Maroc

État-régions : les affectations fiscales revues à la baisse

Les ressources budgétaires initialement affectées aux régions ont été revues à la baisse. 454 projets jugés prioritaires feront l’objet de contrats-programmes entre l’État et les régions.

La contribution du Budget de l’État aux finances régionales se complique en raison de la baisse des affectations fiscales, qui seront transférées aux régions dans le cadre du prochain exercice. Selon les données de l’Exécutif, l’État a alloué cette année 5% du produit de l’IS et de l’IR aux régions, ainsi que 20% du produit de la taxe sur les contrats d’assurance, sans oublier une contribution du Budget général qui atteint 3,7 MMDH. Le montant global affecté a ainsi dépassé les 9,5 MMDH cette année, contre 8,4 MMDH en 2019.


«L’État s’engage à honorer ses engagements relatifs à la contribution du budget général vis-à-vis des régions au titre de cette année», a tenu à souligner l’argentier du royaume devant la Commission des finances au sein de la Chambre des représentants.

Pour la TVA, la part des quatre catégories de collectivités territoriales s’élève à 30,9 MMDH contre 29,9 MMDH durant l’exercice écoulé. En matière de contractualisation, 454 projets ont été jugés prioritaires sur les 2.368 figurant dans les plans de développement régionaux (PDR) et ce, pour une enveloppe dépassant les 100 MMDH. Afin d’accélérer la mise en œuvre des PDR, l’État et les régions ont procédé à la classification des projets devant faire l’objet de contrats-programmes. Les données communiquées aux députés précisent, par ailleurs, que la participation des régions au financement de la première tranche prioritaire des projets est estimée à 29,8 MMDH, soit 27% du montant global, tandis que la part des ministères totalise plus de 42,5 MMDH. Le concours financier des établissements publics devrait, quant à lui, dépasser les 9 MMDH.
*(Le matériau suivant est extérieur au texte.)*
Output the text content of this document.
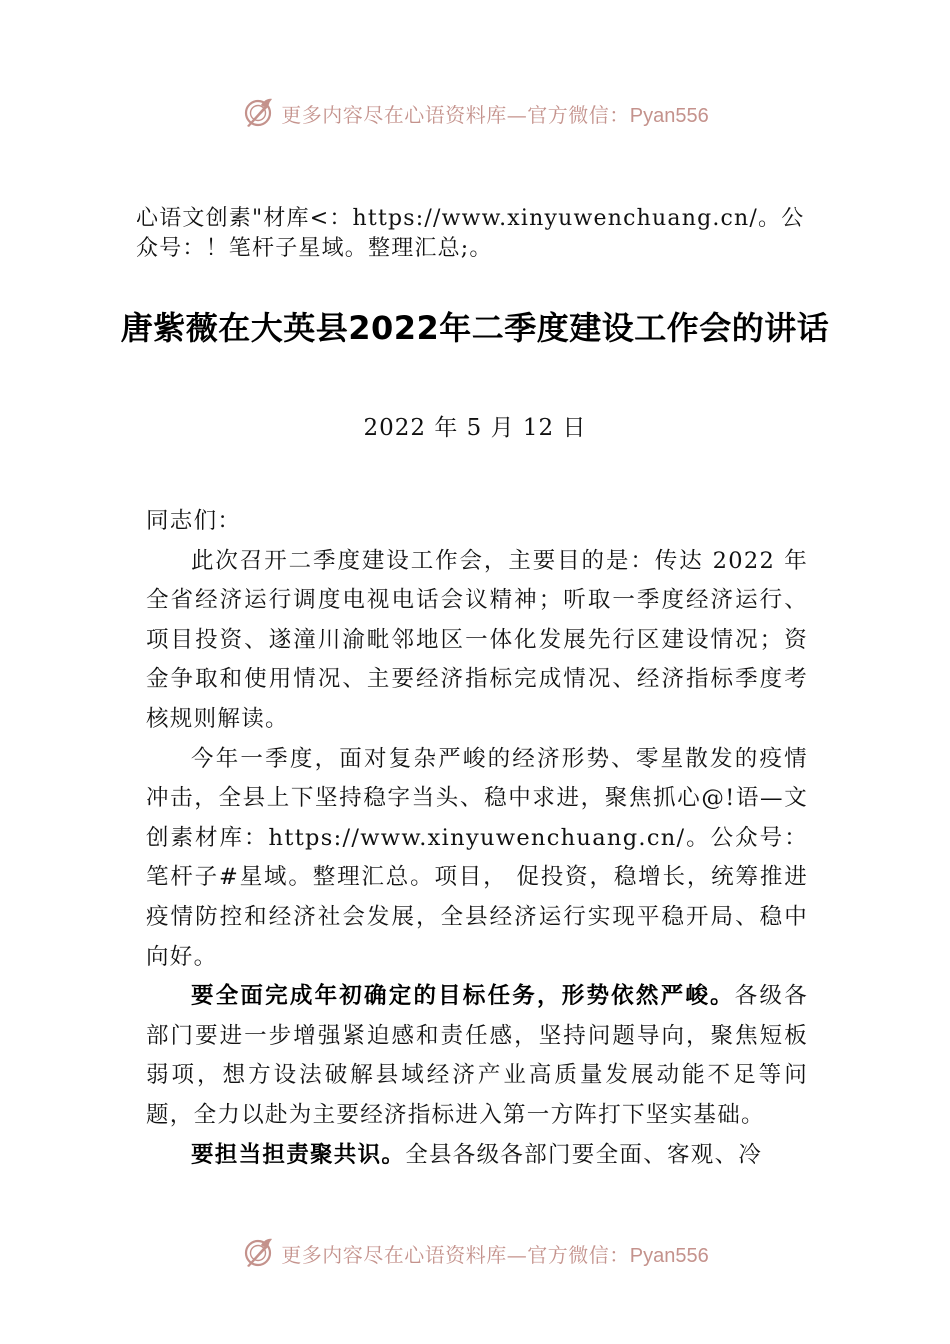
更多内容尽在心语资料库—官方微信：Pyan556

心语文创素"材库<：https://www.xinyuwenchuang.cn/。公众号：！笔杆子星域。整理汇总;。

唐紫薇在大英县2022年二季度建设工作会的讲话

2022 年 5 月 12 日

同志们：

此次召开二季度建设工作会，主要目的是：传达 2022 年全省经济运行调度电视电话会议精神；听取一季度经济运行、项目投资、遂潼川渝毗邻地区一体化发展先行区建设情况；资金争取和使用情况、主要经济指标完成情况、经济指标季度考核规则解读。

今年一季度，面对复杂严峻的经济形势、零星散发的疫情冲击，全县上下坚持稳字当头、稳中求进，聚焦抓心@!语—文创素材库：https://www.xinyuwenchuang.cn/。公众号：笔杆子#星域。整理汇总。项目， 促投资，稳增长，统筹推进疫情防控和经济社会发展，全县经济运行实现平稳开局、稳中向好。

要全面完成年初确定的目标任务，形势依然严峻。各级各部门要进一步增强紧迫感和责任感，坚持问题导向，聚焦短板弱项，想方设法破解县域经济产业高质量发展动能不足等问题，全力以赴为主要经济指标进入第一方阵打下坚实基础。

要担当担责聚共识。全县各级各部门要全面、客观、冷

更多内容尽在心语资料库—官方微信：Pyan556
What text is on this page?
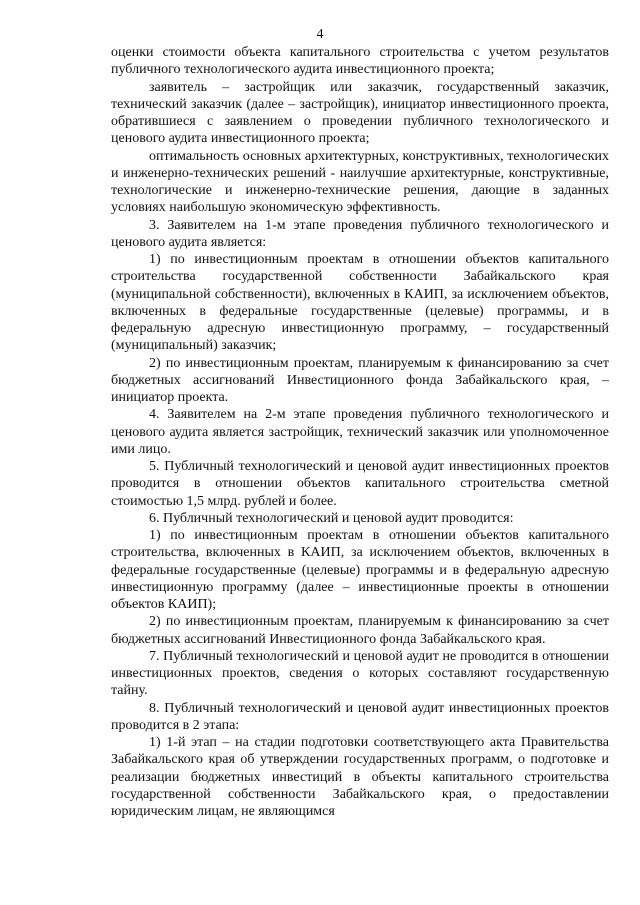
4

оценки стоимости объекта капитального строительства с учетом результатов публичного технологического аудита инвестиционного проекта;

заявитель – застройщик или заказчик, государственный заказчик, технический заказчик (далее – застройщик), инициатор инвестиционного проекта, обратившиеся с заявлением о проведении публичного технологического и ценового аудита инвестиционного проекта;

оптимальность основных архитектурных, конструктивных, технологических и инженерно-технических решений - наилучшие архитектурные, конструктивные, технологические и инженерно-технические решения, дающие в заданных условиях наибольшую экономическую эффективность.

3. Заявителем на 1-м этапе проведения публичного технологического и ценового аудита является:

1) по инвестиционным проектам в отношении объектов капитального строительства государственной собственности Забайкальского края (муниципальной собственности), включенных в КАИП, за исключением объектов, включенных в федеральные государственные (целевые) программы, и в федеральную адресную инвестиционную программу, – государственный (муниципальный) заказчик;

2) по инвестиционным проектам, планируемым к финансированию за счет бюджетных ассигнований Инвестиционного фонда Забайкальского края, – инициатор проекта.

4. Заявителем на 2-м этапе проведения публичного технологического и ценового аудита является застройщик, технический заказчик или уполномоченное ими лицо.

5. Публичный технологический и ценовой аудит инвестиционных проектов проводится в отношении объектов капитального строительства сметной стоимостью 1,5 млрд. рублей и более.

6. Публичный технологический и ценовой аудит проводится:

1) по инвестиционным проектам в отношении объектов капитального строительства, включенных в КАИП, за исключением объектов, включенных в федеральные государственные (целевые) программы и в федеральную адресную инвестиционную программу (далее – инвестиционные проекты в отношении объектов КАИП);

2) по инвестиционным проектам, планируемым к финансированию за счет бюджетных ассигнований Инвестиционного фонда Забайкальского края.

7. Публичный технологический и ценовой аудит не проводится в отношении инвестиционных проектов, сведения о которых составляют государственную тайну.

8. Публичный технологический и ценовой аудит инвестиционных проектов проводится в 2 этапа:

1) 1-й этап – на стадии подготовки соответствующего акта Правительства Забайкальского края об утверждении государственных программ, о подготовке и реализации бюджетных инвестиций в объекты капитального строительства государственной собственности Забайкальского края, о предоставлении юридическим лицам, не являющимся
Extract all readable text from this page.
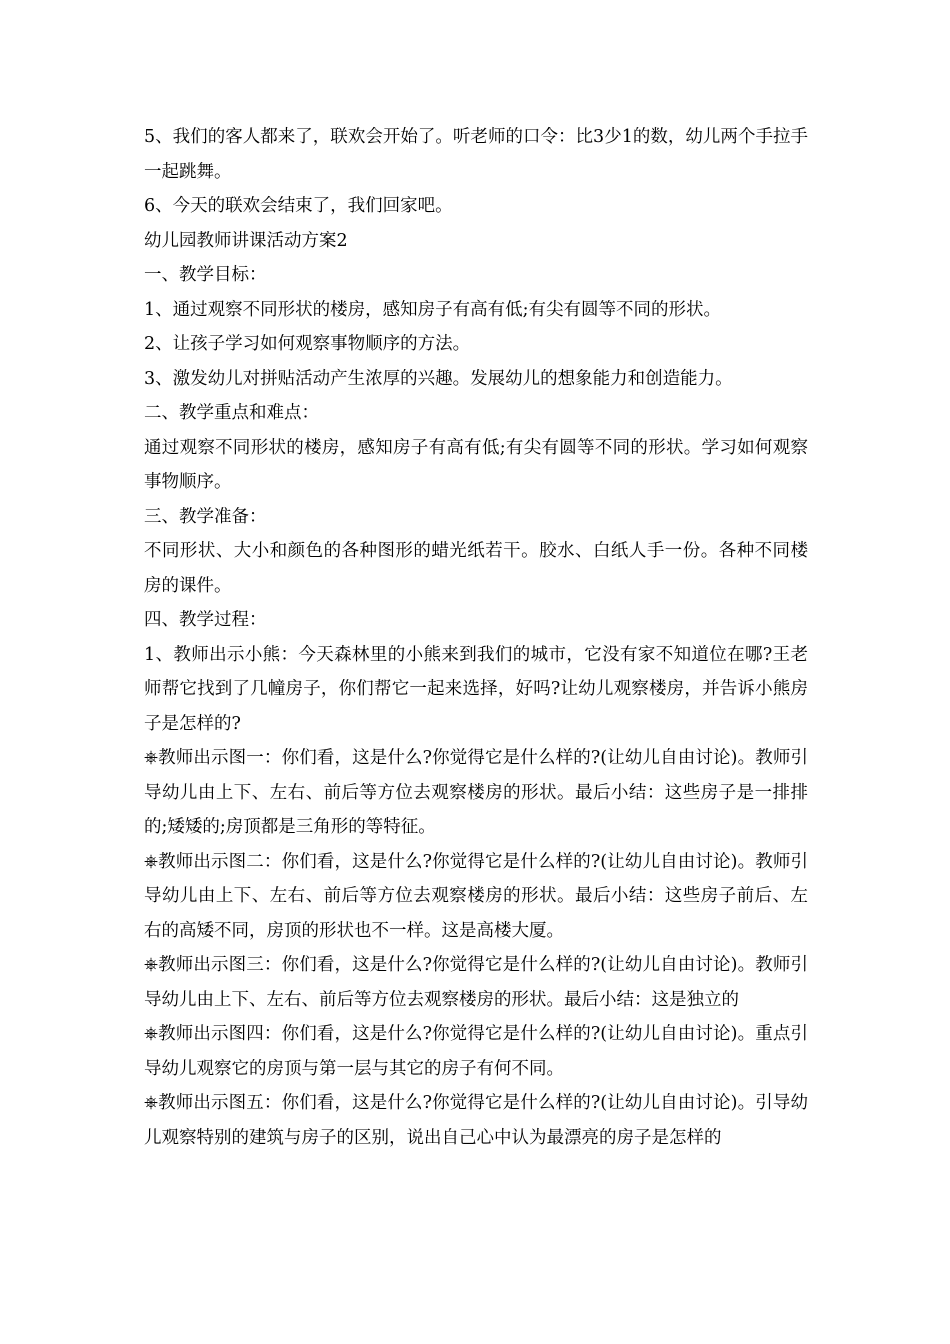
5、我们的客人都来了，联欢会开始了。听老师的口令：比3少1的数，幼儿两个手拉手一起跳舞。

6、今天的联欢会结束了，我们回家吧。

幼儿园教师讲课活动方案2

一、教学目标：

1、通过观察不同形状的楼房，感知房子有高有低;有尖有圆等不同的形状。

2、让孩子学习如何观察事物顺序的方法。

3、激发幼儿对拼贴活动产生浓厚的兴趣。发展幼儿的想象能力和创造能力。

二、教学重点和难点：

通过观察不同形状的楼房，感知房子有高有低;有尖有圆等不同的形状。学习如何观察事物顺序。

三、教学准备：

不同形状、大小和颜色的各种图形的蜡光纸若干。胶水、白纸人手一份。各种不同楼房的课件。

四、教学过程：

1、教师出示小熊：今天森林里的小熊来到我们的城市，它没有家不知道位在哪?王老师帮它找到了几幢房子，你们帮它一起来选择，好吗?让幼儿观察楼房，并告诉小熊房子是怎样的?

⎈教师出示图一：你们看，这是什么?你觉得它是什么样的?(让幼儿自由讨论)。教师引导幼儿由上下、左右、前后等方位去观察楼房的形状。最后小结：这些房子是一排排的;矮矮的;房顶都是三角形的等特征。

⎈教师出示图二：你们看，这是什么?你觉得它是什么样的?(让幼儿自由讨论)。教师引导幼儿由上下、左右、前后等方位去观察楼房的形状。最后小结：这些房子前后、左右的高矮不同，房顶的形状也不一样。这是高楼大厦。

⎈教师出示图三：你们看，这是什么?你觉得它是什么样的?(让幼儿自由讨论)。教师引导幼儿由上下、左右、前后等方位去观察楼房的形状。最后小结：这是独立的

⎈教师出示图四：你们看，这是什么?你觉得它是什么样的?(让幼儿自由讨论)。重点引导幼儿观察它的房顶与第一层与其它的房子有何不同。

⎈教师出示图五：你们看，这是什么?你觉得它是什么样的?(让幼儿自由讨论)。引导幼儿观察特别的建筑与房子的区别，说出自己心中认为最漂亮的房子是怎样的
Les agences d’exécution sous contrôle
Le renforcement des capacités d’exécution et de gestion des régions a été actée par la création d’agences régionales d’exécution des projets (AREP). Durant les huit premiers mois de cette année, l’enveloppe budgétaire globale programmée par les 12 agences mises en place s’est élevée à 5,8 MMDH, dont 5,6 MMDH alloués aux programmes et projets de développement confiés par les conseils élus aux AREP, contre une masse budgétaire de l’ordre de 3,6 MMDH, enregistrée en 2019. Notons qu’un cadre commun a été esquissé entre l’État et les régions afin que les instances décisionnelles régionales puissent exercer leurs compétences dans des délais raisonnables. Plusieurs conventions ont, en effet, été conclues pour traduire les engagements réciproques. Le gouvernement affirme que la crise sanitaire actuelle a souligné la pertinence de la gestion territoriale et la coordination entre les différents niveaux de gouvernance. Les données indiquent que c’est la Région Casablanca-Settat qui a réalisé la part la plus importante du PIB, y contribuant à hauteur de 32,7%. L’État souhaite voir l’émergence de régions – notamment parmi les plus dynamiques – contribuant sensiblement à la croissance économique, avec des taux dépassant la moyenne nationale. Dans un contexte particulièrement difficile de crise sanitaire, la fragilisation de l’économie nationale impactera nécessairement les régions, ce qui impose de réorienter les priorités des dépenses des 12 territoires au cours du prochain exercice budgétaire. Concernant les contrats projetés, il s’agit essentiellement de dégager les marges nécessaires au financement des projets d’investissement, dont les études ont été finalisées. 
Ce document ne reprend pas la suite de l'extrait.